A new study has revealed that antidepressants can have an effect on the brain of a patient within three hours.
Scientists came to this conclusion after testing the widely-used drug escitalopram, known as Cipralex in the UK and Lexapro in the US. The drug contains a serotonin re-uptake inhibitor (SSRI).
Seratonin is known as a neurotransmitter, a chemical which carries signals between the nerve cells in the brain. According to the NHS, SSRIs allow more of the chemical to relay messages between nerve cells situated close to each other.
Previously, it was believed that SSRIs take weeks to affect a patient. However, a study done by scientists based at the Max Planck Institute for Human Cognitive and Brain Sciences in Germany, indicates that it could take as little as three hours.

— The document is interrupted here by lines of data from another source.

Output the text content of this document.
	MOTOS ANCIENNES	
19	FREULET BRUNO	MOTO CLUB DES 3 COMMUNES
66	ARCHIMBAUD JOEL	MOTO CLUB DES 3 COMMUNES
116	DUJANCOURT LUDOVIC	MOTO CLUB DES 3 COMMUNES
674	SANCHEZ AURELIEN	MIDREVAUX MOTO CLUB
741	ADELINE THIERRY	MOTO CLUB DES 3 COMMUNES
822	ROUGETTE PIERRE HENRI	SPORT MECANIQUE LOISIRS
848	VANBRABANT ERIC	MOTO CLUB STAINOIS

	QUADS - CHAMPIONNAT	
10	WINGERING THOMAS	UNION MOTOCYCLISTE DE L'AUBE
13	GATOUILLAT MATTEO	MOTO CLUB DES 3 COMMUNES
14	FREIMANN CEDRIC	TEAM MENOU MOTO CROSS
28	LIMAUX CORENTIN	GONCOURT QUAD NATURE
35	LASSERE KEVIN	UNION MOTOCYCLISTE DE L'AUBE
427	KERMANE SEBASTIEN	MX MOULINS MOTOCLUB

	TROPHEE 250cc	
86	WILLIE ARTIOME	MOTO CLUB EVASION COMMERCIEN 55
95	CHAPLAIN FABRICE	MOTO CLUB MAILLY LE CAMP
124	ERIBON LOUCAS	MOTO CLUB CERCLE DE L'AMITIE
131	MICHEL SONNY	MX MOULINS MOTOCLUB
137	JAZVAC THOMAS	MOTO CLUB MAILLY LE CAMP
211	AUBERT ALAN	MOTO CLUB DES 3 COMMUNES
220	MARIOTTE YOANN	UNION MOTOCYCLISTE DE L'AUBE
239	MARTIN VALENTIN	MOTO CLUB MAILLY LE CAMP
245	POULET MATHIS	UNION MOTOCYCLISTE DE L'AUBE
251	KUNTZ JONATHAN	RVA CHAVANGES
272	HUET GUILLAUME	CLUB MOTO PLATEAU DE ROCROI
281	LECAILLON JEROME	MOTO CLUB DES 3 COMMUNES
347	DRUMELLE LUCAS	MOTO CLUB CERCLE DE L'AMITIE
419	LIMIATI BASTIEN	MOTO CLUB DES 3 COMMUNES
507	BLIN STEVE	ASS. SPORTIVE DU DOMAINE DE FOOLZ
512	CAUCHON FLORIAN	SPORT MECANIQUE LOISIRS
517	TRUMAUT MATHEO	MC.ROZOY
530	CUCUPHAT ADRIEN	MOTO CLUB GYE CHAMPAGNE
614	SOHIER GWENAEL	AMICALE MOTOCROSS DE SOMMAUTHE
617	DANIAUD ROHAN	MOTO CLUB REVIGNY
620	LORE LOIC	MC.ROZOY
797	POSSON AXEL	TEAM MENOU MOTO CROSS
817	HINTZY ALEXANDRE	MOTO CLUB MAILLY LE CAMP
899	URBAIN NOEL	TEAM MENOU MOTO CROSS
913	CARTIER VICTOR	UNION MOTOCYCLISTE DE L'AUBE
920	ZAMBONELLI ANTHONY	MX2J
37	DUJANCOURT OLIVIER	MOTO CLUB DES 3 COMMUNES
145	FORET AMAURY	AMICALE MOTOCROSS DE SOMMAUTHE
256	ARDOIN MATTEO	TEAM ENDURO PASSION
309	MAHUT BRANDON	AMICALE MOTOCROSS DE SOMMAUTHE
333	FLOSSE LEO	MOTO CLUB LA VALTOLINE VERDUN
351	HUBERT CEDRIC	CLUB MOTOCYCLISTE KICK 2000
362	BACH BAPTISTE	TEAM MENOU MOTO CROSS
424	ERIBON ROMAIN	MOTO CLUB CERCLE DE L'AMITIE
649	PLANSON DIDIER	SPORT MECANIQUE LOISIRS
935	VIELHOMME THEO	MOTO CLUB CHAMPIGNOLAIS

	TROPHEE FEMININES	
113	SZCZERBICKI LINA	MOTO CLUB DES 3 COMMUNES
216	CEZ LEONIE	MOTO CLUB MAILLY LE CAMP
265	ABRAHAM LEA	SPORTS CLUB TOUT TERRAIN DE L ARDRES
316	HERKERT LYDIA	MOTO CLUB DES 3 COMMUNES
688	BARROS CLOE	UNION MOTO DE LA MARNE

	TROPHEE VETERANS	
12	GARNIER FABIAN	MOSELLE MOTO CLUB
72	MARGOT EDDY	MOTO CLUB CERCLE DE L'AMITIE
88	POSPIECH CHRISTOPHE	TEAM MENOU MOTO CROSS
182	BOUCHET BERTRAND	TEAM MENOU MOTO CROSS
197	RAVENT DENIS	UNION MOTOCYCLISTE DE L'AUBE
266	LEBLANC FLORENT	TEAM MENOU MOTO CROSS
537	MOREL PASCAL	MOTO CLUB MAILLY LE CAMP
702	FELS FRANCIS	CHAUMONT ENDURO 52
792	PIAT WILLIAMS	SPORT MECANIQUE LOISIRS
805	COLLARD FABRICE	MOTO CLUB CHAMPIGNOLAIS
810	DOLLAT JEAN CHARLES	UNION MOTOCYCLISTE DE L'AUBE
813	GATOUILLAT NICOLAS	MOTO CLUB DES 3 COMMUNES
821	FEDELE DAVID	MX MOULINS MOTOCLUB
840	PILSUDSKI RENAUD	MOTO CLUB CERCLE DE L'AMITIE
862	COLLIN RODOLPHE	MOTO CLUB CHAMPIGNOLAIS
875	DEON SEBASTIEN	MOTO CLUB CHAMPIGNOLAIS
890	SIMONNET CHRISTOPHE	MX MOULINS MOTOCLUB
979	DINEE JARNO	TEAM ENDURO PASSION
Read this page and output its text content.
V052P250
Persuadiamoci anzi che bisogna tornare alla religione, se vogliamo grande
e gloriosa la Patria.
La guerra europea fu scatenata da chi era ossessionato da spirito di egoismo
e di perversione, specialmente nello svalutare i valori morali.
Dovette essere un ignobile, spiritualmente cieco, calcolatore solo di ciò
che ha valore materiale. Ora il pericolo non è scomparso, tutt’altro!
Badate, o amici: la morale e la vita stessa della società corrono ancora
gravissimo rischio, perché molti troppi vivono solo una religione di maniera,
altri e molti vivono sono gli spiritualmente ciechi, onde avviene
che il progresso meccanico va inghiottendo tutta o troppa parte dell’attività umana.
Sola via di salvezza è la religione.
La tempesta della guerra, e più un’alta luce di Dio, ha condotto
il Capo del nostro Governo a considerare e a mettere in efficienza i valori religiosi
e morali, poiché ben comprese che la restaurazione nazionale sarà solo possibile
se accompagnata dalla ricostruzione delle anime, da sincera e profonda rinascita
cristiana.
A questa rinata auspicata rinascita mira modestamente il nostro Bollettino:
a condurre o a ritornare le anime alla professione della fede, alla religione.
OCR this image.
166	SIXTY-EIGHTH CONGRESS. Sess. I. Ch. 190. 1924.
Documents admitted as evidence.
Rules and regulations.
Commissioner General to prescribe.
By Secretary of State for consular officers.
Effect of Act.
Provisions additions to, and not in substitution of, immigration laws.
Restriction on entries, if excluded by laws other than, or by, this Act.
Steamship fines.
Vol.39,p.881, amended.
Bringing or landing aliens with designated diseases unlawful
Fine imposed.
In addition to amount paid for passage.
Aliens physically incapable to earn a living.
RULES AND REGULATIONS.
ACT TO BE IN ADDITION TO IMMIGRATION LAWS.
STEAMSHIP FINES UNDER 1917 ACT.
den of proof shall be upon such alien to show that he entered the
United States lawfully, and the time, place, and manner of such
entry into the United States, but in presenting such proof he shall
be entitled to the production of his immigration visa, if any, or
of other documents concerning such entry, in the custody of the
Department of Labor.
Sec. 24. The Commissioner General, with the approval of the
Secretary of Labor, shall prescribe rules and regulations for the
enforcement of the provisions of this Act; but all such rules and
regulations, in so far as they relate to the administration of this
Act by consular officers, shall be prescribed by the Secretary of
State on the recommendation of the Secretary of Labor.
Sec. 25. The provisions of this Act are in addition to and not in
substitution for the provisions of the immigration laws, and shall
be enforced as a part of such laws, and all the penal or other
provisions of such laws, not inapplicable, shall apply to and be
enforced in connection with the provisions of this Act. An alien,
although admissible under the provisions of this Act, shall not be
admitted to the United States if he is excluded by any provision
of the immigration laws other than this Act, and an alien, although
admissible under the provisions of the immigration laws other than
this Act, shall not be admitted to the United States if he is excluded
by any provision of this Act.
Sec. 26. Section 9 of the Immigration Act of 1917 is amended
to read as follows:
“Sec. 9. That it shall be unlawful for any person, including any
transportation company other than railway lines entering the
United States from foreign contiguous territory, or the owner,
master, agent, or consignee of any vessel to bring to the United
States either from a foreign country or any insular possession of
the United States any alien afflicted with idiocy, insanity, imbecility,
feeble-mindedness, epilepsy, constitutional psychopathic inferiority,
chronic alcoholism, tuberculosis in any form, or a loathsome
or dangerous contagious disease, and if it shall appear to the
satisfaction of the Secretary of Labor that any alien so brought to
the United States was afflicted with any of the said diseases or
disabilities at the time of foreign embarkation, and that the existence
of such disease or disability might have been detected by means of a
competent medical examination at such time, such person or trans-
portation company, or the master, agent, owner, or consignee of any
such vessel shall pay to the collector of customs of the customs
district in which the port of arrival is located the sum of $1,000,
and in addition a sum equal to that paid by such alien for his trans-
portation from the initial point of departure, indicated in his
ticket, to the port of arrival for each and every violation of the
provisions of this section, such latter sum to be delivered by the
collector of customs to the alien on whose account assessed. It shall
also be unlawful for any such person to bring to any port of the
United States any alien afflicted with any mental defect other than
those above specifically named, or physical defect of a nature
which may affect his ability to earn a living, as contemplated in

During the research, the brains of volunteers who had taken escitalopram were scanned to determine the blood flow.
The results indicated that the drug reducing connectivity in most of the brain, with an increase in connectivity in the thalamus and cerebellum areas.
The leader of the study, from the Max Planck Institute for Human Cognitive and Brain Sciences in Germany, Dr Julia Sacher, said they did not expect the SSRI to have such a pronounced effect after such a short time or for the entire brain to be affected.
Although SSRIs are widely prescribed by doctors, it is not completely clear how it works.
Dr Sacher said their new findings may be an important first step toward clinical studies in patients suffering with depression. Researchers are hoping to compare the brains of patients who are recovering and those who do not respond to SSRI treatment.
Dr Sacher stated that becoming aware of the differences between the brains of individuals who are responsive to SSRIs and those who are not could aid in predicting who will benefit from this form of treatment and who may need an alternative treatment method.
She stated that their hope is to initiate better treatment decisions and to be able to tailor individualised therapies for those suffering from depression.